Today, Playbill put out an article entitled Local Production of Inherit the Wind Canceled Due to Religious Objections.  The Mankato Free Press wrote about it here, three days earlier.  And it got me thinking.

Freedom can be bittersweet in its beauty.

A rural Minnesotan town of 13,000, founded by conservative Lutherans 160 years ago and home to both a conservative Lutheran college (as well as a Roman Catholic Diocese), putting pressure on residents to quit a play that goes against the conservative Lutheran religious agenda…doesn’t really shock me. Or bother me, really. In fact, it kinda’ makes me fall in love with my country.

It is the reality of First Amendment Rights. There was nothing illegal or immoral – even the former director said he quit because he got sick of being asked “Are you seriously gonna’ do that play?” In fact, the ACLU tried to stick their nose into it and the former director told them to piss off.

It’s the definition of civil discourse. Nobody got threatened. Nobody engaged in corruption or extortion. It was really nothing more than a play that got cancelled because it was unpopular and people didn’t want to see it. That happens all the time.
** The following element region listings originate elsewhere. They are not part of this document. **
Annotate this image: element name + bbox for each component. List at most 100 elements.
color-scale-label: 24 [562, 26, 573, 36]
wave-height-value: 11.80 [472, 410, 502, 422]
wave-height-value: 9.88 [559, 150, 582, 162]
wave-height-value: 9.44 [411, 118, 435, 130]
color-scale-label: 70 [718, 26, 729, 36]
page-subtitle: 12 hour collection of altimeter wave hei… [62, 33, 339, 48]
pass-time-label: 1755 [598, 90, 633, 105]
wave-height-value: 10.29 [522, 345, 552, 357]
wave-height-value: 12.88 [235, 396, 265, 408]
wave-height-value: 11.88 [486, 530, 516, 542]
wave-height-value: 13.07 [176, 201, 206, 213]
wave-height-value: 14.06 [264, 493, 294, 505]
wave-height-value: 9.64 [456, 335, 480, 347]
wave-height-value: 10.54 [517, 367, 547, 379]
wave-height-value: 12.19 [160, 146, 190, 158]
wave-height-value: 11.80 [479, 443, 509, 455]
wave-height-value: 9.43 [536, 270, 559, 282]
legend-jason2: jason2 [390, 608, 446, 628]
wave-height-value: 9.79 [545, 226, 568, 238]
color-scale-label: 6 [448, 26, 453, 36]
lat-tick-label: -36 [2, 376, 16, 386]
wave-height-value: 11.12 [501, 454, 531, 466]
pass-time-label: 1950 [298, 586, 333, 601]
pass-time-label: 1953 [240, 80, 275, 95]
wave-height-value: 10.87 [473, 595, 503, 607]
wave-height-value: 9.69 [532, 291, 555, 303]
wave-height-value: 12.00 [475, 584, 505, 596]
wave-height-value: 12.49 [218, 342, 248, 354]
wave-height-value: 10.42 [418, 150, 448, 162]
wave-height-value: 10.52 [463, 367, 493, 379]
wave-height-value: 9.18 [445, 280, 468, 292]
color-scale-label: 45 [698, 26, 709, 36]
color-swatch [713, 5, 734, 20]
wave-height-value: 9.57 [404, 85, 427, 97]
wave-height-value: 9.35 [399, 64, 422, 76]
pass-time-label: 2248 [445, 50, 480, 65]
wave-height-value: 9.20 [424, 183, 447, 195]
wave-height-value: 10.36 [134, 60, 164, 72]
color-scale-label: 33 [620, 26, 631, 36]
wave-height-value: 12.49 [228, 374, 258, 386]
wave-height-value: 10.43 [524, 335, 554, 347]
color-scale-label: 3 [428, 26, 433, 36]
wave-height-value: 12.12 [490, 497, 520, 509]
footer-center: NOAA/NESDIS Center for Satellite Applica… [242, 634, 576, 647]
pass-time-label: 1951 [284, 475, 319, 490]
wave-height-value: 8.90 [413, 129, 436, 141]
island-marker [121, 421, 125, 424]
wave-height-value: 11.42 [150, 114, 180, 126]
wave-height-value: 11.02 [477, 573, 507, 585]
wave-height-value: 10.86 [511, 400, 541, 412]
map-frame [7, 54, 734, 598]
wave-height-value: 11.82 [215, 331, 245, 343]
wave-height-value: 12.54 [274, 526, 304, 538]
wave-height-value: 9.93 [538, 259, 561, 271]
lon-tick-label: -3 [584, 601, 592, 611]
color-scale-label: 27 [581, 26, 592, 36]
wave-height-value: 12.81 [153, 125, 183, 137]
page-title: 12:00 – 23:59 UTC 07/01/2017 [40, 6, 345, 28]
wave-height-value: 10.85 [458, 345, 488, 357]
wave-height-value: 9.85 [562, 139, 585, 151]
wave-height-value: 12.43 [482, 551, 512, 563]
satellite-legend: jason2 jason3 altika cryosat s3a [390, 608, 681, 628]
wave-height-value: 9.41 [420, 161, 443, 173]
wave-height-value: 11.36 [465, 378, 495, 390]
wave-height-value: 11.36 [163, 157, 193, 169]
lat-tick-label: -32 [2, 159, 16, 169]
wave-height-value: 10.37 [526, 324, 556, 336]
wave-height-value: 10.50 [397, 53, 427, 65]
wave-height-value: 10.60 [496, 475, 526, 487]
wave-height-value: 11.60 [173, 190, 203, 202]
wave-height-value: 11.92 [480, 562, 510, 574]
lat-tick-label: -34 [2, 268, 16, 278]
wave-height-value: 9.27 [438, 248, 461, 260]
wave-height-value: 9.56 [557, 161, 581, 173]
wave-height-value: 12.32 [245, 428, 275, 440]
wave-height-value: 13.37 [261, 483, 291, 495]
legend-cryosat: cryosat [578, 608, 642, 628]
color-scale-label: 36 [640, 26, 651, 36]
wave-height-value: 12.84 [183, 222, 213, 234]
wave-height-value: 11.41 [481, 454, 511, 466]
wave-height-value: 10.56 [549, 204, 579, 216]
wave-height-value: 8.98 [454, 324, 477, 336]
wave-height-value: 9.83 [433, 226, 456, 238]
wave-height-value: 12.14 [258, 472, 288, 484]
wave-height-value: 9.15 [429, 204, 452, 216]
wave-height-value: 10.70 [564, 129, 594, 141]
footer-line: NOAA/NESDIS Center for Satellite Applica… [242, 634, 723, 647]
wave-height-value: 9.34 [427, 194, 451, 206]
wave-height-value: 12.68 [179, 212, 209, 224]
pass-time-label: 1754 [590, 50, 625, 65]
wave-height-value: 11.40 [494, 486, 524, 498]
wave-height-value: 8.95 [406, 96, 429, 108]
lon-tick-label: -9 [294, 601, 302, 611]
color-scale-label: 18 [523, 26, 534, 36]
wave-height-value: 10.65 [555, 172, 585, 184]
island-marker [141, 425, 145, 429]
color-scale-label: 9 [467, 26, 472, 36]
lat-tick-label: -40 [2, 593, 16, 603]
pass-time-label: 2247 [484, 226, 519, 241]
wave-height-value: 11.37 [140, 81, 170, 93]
If a stage play with some anti-gay elements was set to show in San Francisco, I can see a similar situation occurring…but possibly not so civil…and probably reported by more outfits than just Playbill and a local newspaper. The fact that that hasn’t happened really makes me think, “No one is dumb enough to try to put on a homophobic play in San Francisco.” But the converse of that is, “Putting on a play that goes against a fundamental Christian teaching in a small town that is basically owned by conservative Lutheranism is kinda’ dumb.”

America is an amazing place founded in freedom. Occurrences like these are actually Wins for that ideology. No unconstitutional legislation or behavior – just The Power of The People, freely stating what they want – and getting it. The very definition of Constitutionality. The bittersweet beauty of freedom.